You are supposed to be wined and dined. Never ever had to buy my own food during pre-interview dinners. You are already spending a good bit of money to interview with them.
 
I have been to quite a few thus far where it is pay for your own meal and drinks.

Lame. This would immediately push the program down my list. Not because I care about paying $20 bucks for a meal out, but because I'd take it as a sign of how the program views/supports its residents and prospective residents.
 
Lame. This would immediately push the program down my list. Not because I care about paying $20 bucks for a meal out, but because I'd take it as a sign of how the program views/supports its residents and prospective residents.

Kind of agree here. Im ok with not paying for drinks, but they couldnt even give you a free burger?
 
This is all incredible to me that there are programs out there hosting dinners at steak houses. I haven't come across this yet. I have been to quite a few thus far where it is pay for your own meal and drinks. I actually prefer this.... The residents who show up actually want to be there. They aren't getting free food out of spending an evening with you. With this set up I was actually surprised how many residents showed up. Granted, we weren't in NYC where things are super expensive, but it said a lot about the residents being welcoming, friendly, and enjoying each others company.

I interviewed at a program recently that dropped $2500 on sushi for the applicants and residents.
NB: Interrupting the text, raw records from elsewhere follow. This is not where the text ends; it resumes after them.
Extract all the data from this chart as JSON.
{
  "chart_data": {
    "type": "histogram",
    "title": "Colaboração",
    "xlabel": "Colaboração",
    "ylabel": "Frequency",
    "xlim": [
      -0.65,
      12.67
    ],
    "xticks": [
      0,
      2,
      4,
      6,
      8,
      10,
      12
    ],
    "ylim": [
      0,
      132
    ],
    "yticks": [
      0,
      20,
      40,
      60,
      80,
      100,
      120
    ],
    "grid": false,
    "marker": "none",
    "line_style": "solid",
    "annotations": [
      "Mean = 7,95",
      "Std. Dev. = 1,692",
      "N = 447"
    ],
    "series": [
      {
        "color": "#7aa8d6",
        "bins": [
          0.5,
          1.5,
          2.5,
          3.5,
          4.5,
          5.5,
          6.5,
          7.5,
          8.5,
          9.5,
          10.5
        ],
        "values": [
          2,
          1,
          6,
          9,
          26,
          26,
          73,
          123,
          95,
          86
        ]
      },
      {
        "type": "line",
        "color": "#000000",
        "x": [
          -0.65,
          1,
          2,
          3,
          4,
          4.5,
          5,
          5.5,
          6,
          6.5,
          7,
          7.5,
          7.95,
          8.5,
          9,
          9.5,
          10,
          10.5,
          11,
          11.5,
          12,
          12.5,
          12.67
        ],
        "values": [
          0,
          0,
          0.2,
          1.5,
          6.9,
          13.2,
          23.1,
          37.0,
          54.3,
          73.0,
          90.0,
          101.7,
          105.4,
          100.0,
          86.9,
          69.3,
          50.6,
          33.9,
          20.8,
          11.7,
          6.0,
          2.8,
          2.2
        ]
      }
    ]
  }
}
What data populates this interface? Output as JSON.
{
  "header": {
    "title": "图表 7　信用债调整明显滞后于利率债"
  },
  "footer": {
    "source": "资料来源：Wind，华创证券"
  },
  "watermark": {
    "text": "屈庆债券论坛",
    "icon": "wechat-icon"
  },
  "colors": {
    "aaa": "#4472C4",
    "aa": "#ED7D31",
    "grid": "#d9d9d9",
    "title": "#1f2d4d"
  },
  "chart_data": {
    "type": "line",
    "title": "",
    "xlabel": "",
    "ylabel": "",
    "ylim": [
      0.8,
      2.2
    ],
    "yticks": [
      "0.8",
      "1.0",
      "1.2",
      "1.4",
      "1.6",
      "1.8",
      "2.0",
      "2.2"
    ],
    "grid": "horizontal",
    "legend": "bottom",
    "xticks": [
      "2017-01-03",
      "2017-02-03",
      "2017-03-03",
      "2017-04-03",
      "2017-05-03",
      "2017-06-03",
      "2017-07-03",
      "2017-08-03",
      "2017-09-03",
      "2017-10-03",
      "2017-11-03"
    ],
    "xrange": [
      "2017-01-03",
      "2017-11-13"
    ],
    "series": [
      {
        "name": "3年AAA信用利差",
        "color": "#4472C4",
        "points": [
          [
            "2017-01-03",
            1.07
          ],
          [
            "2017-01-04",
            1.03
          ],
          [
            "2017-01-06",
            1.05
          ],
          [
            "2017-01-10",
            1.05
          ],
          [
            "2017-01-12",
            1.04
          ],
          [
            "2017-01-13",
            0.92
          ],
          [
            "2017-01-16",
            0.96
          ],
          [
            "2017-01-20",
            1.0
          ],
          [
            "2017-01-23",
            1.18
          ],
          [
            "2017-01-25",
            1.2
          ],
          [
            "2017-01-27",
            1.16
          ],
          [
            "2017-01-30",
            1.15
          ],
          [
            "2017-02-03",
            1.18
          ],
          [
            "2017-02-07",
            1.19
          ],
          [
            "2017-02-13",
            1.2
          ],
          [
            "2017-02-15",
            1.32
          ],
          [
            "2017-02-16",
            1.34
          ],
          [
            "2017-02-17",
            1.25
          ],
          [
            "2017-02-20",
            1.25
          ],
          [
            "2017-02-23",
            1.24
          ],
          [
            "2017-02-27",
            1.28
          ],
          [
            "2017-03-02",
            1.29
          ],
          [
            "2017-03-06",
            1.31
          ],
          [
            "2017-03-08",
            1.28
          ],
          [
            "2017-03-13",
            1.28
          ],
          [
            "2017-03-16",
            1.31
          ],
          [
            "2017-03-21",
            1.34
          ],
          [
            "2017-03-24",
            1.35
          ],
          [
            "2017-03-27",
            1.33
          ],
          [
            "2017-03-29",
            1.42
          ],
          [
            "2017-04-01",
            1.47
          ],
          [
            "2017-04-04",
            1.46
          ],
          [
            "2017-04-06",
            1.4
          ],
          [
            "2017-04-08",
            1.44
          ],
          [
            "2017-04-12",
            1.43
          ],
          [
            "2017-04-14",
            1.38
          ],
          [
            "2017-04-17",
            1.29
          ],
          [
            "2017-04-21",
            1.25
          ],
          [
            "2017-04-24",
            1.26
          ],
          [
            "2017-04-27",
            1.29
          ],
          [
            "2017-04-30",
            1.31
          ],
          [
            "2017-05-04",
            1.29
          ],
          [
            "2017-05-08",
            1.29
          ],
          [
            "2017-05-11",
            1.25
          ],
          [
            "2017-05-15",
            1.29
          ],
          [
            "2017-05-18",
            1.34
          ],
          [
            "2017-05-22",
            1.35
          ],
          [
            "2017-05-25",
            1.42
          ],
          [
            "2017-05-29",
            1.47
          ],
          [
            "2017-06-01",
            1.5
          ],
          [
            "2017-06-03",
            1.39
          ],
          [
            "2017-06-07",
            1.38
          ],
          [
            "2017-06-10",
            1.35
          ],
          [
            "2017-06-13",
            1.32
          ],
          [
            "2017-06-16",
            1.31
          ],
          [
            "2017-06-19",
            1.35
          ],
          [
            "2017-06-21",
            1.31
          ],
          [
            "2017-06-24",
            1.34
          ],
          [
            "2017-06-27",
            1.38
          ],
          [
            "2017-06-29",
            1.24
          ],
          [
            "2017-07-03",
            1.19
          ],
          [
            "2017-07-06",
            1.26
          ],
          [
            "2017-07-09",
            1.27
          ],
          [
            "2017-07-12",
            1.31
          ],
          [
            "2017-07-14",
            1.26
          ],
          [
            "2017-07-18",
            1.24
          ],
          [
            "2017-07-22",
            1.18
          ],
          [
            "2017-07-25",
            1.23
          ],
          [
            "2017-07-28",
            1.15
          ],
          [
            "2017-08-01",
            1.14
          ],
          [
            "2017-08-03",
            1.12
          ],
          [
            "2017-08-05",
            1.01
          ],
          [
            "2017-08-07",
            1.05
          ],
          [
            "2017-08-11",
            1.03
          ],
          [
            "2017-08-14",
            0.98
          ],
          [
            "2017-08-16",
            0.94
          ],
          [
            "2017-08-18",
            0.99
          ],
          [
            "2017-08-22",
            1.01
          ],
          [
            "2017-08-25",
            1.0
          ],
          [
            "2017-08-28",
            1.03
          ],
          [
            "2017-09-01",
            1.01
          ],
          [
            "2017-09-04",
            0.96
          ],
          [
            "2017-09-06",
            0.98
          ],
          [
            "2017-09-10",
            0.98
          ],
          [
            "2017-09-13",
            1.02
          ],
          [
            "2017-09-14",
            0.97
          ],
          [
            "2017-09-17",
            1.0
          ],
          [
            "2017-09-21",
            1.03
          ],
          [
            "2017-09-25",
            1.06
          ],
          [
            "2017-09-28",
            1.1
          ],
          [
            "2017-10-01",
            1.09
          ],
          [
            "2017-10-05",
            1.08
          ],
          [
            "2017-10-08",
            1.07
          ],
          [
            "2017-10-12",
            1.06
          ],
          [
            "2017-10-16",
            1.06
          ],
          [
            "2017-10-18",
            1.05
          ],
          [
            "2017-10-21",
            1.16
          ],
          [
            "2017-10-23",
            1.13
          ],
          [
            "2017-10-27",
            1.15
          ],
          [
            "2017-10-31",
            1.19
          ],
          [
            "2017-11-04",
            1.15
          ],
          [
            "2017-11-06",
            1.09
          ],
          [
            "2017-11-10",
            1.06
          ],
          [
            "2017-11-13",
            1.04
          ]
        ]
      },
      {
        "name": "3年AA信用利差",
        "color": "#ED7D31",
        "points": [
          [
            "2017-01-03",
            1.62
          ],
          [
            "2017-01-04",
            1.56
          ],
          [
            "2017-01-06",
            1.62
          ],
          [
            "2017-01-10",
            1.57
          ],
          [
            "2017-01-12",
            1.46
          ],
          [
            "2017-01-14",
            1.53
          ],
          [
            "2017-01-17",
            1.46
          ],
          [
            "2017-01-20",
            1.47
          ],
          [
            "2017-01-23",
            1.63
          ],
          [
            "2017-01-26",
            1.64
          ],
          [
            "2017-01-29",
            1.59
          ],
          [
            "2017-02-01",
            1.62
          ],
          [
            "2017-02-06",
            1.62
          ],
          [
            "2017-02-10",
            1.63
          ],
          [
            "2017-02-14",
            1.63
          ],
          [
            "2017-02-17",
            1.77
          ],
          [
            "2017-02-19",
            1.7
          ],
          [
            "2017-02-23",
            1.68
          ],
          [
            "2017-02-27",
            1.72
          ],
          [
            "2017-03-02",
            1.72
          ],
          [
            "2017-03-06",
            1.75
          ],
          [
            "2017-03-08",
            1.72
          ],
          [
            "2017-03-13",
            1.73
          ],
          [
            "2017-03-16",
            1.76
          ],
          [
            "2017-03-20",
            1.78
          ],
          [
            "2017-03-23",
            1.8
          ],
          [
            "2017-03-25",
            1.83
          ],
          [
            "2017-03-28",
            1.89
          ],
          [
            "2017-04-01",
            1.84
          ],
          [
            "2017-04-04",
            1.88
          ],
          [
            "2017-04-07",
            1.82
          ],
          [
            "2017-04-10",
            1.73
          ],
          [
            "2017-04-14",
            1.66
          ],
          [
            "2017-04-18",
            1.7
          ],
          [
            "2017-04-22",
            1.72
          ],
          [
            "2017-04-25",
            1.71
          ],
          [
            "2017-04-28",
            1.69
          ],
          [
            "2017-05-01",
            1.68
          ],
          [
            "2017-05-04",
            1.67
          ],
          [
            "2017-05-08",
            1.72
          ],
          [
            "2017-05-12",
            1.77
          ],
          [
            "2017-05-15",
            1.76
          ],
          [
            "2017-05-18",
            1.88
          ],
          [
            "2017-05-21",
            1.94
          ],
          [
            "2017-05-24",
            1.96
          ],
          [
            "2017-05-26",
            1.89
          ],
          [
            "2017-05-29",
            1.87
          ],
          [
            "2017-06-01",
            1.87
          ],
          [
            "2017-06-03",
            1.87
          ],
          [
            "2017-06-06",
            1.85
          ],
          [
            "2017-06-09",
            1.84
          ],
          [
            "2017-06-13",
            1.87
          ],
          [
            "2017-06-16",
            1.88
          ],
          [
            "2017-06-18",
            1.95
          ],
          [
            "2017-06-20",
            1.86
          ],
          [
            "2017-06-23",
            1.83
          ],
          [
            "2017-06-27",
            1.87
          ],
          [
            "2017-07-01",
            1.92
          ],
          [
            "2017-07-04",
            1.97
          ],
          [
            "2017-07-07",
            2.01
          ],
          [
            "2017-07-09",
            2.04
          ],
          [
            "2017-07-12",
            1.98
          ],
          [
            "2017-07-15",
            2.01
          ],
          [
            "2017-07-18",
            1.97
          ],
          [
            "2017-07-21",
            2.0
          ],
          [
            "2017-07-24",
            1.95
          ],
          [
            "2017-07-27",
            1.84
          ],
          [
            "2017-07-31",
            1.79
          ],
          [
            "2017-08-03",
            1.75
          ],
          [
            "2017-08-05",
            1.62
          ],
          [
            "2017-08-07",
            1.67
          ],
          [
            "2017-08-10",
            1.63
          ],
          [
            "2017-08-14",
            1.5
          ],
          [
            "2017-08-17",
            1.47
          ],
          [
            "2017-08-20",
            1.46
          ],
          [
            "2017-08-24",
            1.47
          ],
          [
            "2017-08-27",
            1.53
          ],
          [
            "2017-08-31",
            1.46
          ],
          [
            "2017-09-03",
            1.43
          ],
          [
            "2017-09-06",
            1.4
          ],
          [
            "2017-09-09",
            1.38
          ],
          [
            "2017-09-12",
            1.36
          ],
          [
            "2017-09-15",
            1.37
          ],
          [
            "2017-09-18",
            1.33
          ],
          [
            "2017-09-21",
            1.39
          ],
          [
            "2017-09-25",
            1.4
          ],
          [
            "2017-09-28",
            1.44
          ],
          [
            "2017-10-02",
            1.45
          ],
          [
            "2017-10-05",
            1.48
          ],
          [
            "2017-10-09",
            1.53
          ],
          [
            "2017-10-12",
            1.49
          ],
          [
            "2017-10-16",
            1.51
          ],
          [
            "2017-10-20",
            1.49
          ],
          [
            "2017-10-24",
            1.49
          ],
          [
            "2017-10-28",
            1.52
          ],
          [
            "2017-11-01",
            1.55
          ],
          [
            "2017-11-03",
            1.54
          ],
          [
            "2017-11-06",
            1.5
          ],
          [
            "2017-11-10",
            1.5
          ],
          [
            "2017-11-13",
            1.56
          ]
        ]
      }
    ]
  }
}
Tasty indeed!
 
Wow, where was that?

I'm guessing one of the items was a Corey roll (aka Vandy)

Btw, Cinci puts you up in the Hilton for 2 nights and takes you out to a super fancy place for dinner. Do any programs top that?
 
Quick questions here, how does lunch break work for you guys? Is it a designated time slot or you just figure out the best time with each shift? do you sign out your patient to another resident? critical patients? who is responsible for critical labs resulted during your break?

You eat in much the same way an antelope in the Serengeti does: quickly, and looking up frequently to check for predators.
 
I interviewed at a program recently that dropped $2500 on sushi for the applicants and residents. Tasty indeed!

Wow, and I was impressed that Mayo Clinic encouraged everyone to order Filets, got fondue and seared ahi for appetizers, and then told us that we should order dessert "to go" even if we were too stuffed to eat it then, and we could just eat it later. They seemed proud of their rep for "feeding candidates well" and claimed they didn't want to disappoint.

But seriously, wow, $2500 on sushi. If I was a Vandy resident, I'd be making time to show up to interview dinners just for the cuisine!